I've found making and maintaining friendships to be challenging, it takes a lot of energy out of me.

 

Do you need to be putting so much energy into finding more at the moment?

 

It sounds like you have some great connections already. Maybe this could be a good opportunity to reflect on what makes these relationships work well.

 

Taking time to find yourself is very important it can help to get a different perspective of what's going on in your life.

 

You're not alone in this struggle.

 

Do you think that maybe some of your peers could also be feeling this way?

 

 

Re: struggling with connecting.

@ahiddenmaze @Tranquil_Atoms @Paperdaisy @Acanthiza 

story of my life really.  I used to blame myself, I am an introvert etc, but then I read an article where they said it is the fault of capitalism.  We spend 40hrs a week working and dont have much time for anything else.  It takes a lot of time investing in building communities.  Work atomizes us, takes us away from building relationships and communities and it is resulting in a loneliness epidemic. 

 

Neoliberalism is creating loneliness.
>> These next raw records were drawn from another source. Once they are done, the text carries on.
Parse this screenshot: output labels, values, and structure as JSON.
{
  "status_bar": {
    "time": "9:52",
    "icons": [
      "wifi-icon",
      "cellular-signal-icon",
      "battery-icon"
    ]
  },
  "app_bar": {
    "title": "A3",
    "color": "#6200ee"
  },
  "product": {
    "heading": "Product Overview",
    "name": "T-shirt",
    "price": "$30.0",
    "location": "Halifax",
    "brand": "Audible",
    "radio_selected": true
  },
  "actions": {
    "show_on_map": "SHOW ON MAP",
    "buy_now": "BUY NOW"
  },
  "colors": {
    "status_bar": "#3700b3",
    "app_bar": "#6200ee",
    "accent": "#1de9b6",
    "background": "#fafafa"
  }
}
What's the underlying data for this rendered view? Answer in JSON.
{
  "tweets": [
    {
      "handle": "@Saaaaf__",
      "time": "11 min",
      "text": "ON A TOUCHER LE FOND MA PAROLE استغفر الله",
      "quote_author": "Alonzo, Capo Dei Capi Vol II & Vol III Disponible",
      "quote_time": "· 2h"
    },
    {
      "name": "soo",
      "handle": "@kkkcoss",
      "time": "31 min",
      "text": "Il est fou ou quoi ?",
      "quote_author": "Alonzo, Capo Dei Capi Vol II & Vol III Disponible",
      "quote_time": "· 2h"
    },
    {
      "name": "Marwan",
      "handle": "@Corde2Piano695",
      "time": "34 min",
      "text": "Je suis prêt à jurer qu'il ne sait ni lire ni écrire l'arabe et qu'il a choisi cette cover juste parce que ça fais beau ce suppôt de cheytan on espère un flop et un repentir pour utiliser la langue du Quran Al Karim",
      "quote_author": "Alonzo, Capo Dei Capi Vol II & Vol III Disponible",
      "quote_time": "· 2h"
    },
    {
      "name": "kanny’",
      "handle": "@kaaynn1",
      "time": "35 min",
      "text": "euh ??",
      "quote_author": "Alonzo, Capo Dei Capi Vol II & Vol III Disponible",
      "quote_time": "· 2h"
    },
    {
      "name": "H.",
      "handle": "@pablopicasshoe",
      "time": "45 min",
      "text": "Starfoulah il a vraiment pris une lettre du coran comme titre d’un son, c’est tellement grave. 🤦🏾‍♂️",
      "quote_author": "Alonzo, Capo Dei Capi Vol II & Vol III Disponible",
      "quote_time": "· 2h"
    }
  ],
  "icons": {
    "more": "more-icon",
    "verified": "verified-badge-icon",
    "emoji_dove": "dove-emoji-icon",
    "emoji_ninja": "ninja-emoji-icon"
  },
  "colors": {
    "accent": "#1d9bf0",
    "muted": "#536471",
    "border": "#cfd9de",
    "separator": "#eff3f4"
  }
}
That’s what’s wrenching society apart | George Monbiot | The G...

Re: struggling with connecting.

@scruffypuffballI certainly don't work 40hrs a week heh. But you are right society has changed a lot. Not to say there wasn't always mental illness in fact it would've been a lot more stigmatised with way less support and solutions and so forth. Yet the fact remains that a lot of social structures and particularly a sense of community has been eroded by the more individualistic approach of modern capitalism. OK I could write an essay on it and probably would if I was still in uni (10 years ago? Really!?)

 

It goes beyond just work being isolated I think, it is also an end result of everything becoming commodified and how we ascribe value to things. Alright I will stop myself there before I really get going...

Re: struggling with connecting.

@ahiddenmaze @Tranquil_Atoms @Paperdaisy 

 

@Acanthiza i was quoting what the article said regarding the work thing, i tried to find it in google but couldnt, I think i have it saved somewhere but I dont have time to dig it out at the moment.  yes u r right about atomization, we are all numbers now...

 

Apparently before capitalism there was community.  the nuclear family is a capitalist construct as well.  I didnt know that.  But it takes a village to raise a child and the village seems to have gone...i have more deeper analysis in my brain.  The notion of a behavioural sink is one.. Political Ponerology is another.  Please note with the rats in the behavioural sink, no one seems to mention the rats "lost it" because they were taken out of their natural habitat.  They were not designed to exist in a sterile environment in a box.  I am guessing industrial civilization has taken humans away from our natural habitat - the wilderness, and now we are losing what it means to be human...connection and care, not just ourselves but the environment that sustains us.  I have read indigenous culture is the way forward, they went through their crises and got through it.  It's in the book The Dawn Of Everything.

 

I like Jessica's writing style.

https://www.okdoomer.io/were-in-a-behavioral-sink-it-explains-a-lot/

 

ok enough of the human existential analysis and back to work LOL 😆

Re: struggling with connecting.

I don't agree with some of the stuff in that article, but other things seem bang on. I am always wary when people start talking about human nature or similar things. I'd also be careful about putting indigenous society on a pedestal. There are good things and bad things like always. The best way forward is probably some entirely new kind of thing, there are a lot of genies floating around that won't go back in bottles.